Por Luis Felipe Miguel.
Numa tirinha da Mafalda,
Felipe lê a inscrição no pedestal de uma estátua, que descreve o
homenageado como “lutador incansável” – e desdenha, afinal difícil mesmo
é “estar cansado e continuar lutando”. É a sensação do momento, a de
uma fadiga enorme e de uma também enorme força de vontade para não
abandonar uma batalha em que a única vitória que se almeja é não recuar mais.

As forças
armadas deixaram o poder no Brasil há mais de 30 anos. Sob certo ponto
de vista, nossa transição democrática é um sucesso. Há uma ampla
inclusão política formal e ampla liberdade de dissenso, que representam
os dois eixos da democratização, segundo a teoria de Robert Dahl. A
censura estatal acabou e o aparelho de repressão política do Estado
parou de funcionar; quase não há mais prisioneiros políticos e a tortura
contra eles foi abolida (embora, é verdade, não contra os presos
comuns). Para tristeza de alguns, as intervenções militares são uma
hipótese afastada, pois parece haver um amplo consenso, entre as forças
políticas, de que o voto é o meio por excelência para constituir
governos. Os principais grupos de interesse agem por meio dos poderes
instituídos, não à margem deles. A democracia se apresenta, assim, como “the only game in town”
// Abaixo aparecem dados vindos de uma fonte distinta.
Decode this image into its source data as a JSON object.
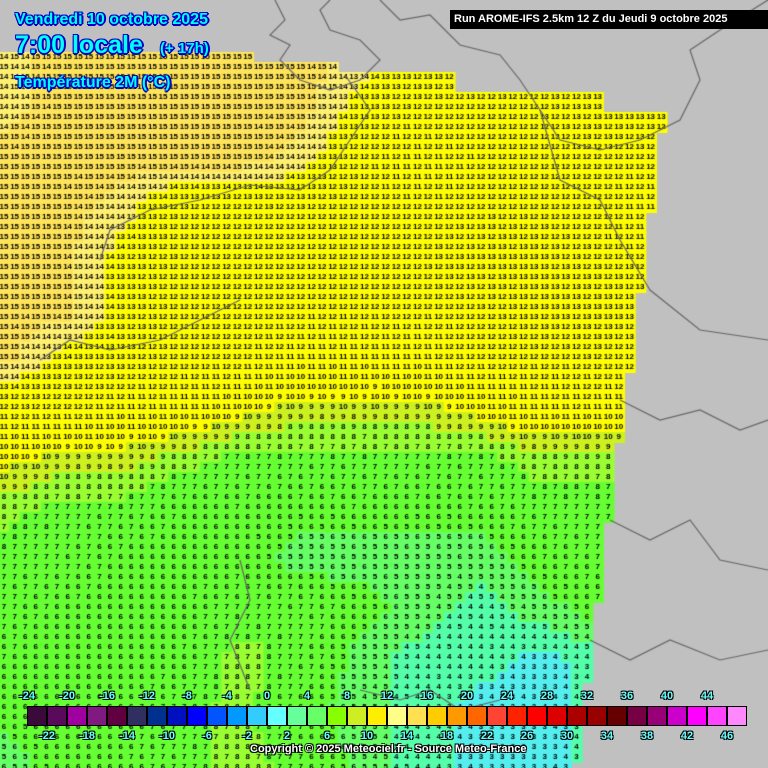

(o único jogo disponível na cidade), o que, na visão de autores como
Juan Linz ou Alfred Stepan, indicaria a consolidação democrática.
Sob outras
perspectivas, porém, o balanço é menos positivo. Por um lado, a luta
contra a ditadura canalizava um conjunto de expectativas de efetiva
transformação social que acabaram frustradas. Há uma música que encarna
isso – “Tô voltando”, de Maurício Tapajós e Paulo César Pinheiro,
saudação à volta dos exilados, na forma de um samba pra cima, cheio de
esperança. O fim da ditadura anunciava a possibilidade de um país mais
alegre, mais justo, mais solidário. Esse país se anunciou na campanha
das Diretas, se anunciou na vitória de Tancredo Neves no Colégio
Eleitoral, se anunciou na Constituição de 1988 e se anunciou, por fim, na vitória do PT e nos governos de Lula, mas não veio nunca.
Até aí, nada demais. Até aí, estamos no script
de cientistas políticos conservadores, como Giovanni Sartori, que dizia
que era necessário inflar as expectativas sobre o que a democracia
poderia fazer, antes dela ser alcançada, e reduzi-las brutalmente
depois. Mas há também o “por outro lado”. Se, por um lado, as esperanças
presentes na luta contra a ditadura foram malogradas, por outro as
próprias instituições políticas democráticas, que nessa visão
conservadora deveriam ser o alfa e o ômega de qualquer projeto de
sociedade, mostram-se mais do que frustrantes.
Embora,
graças aos últimos escândalos, o reinado de Eduardo Cunha comece a ruir,
continuamos – após 30 anos de democracia – com a pior representação
parlamentar da história, campeã negativa em qualquer critério que se
escolha: integridade, esclarecimento, capacidade intelectual. Não foi
Cunha, sozinho, que fez vitoriosa a pauta retrógrada dos últimos meses.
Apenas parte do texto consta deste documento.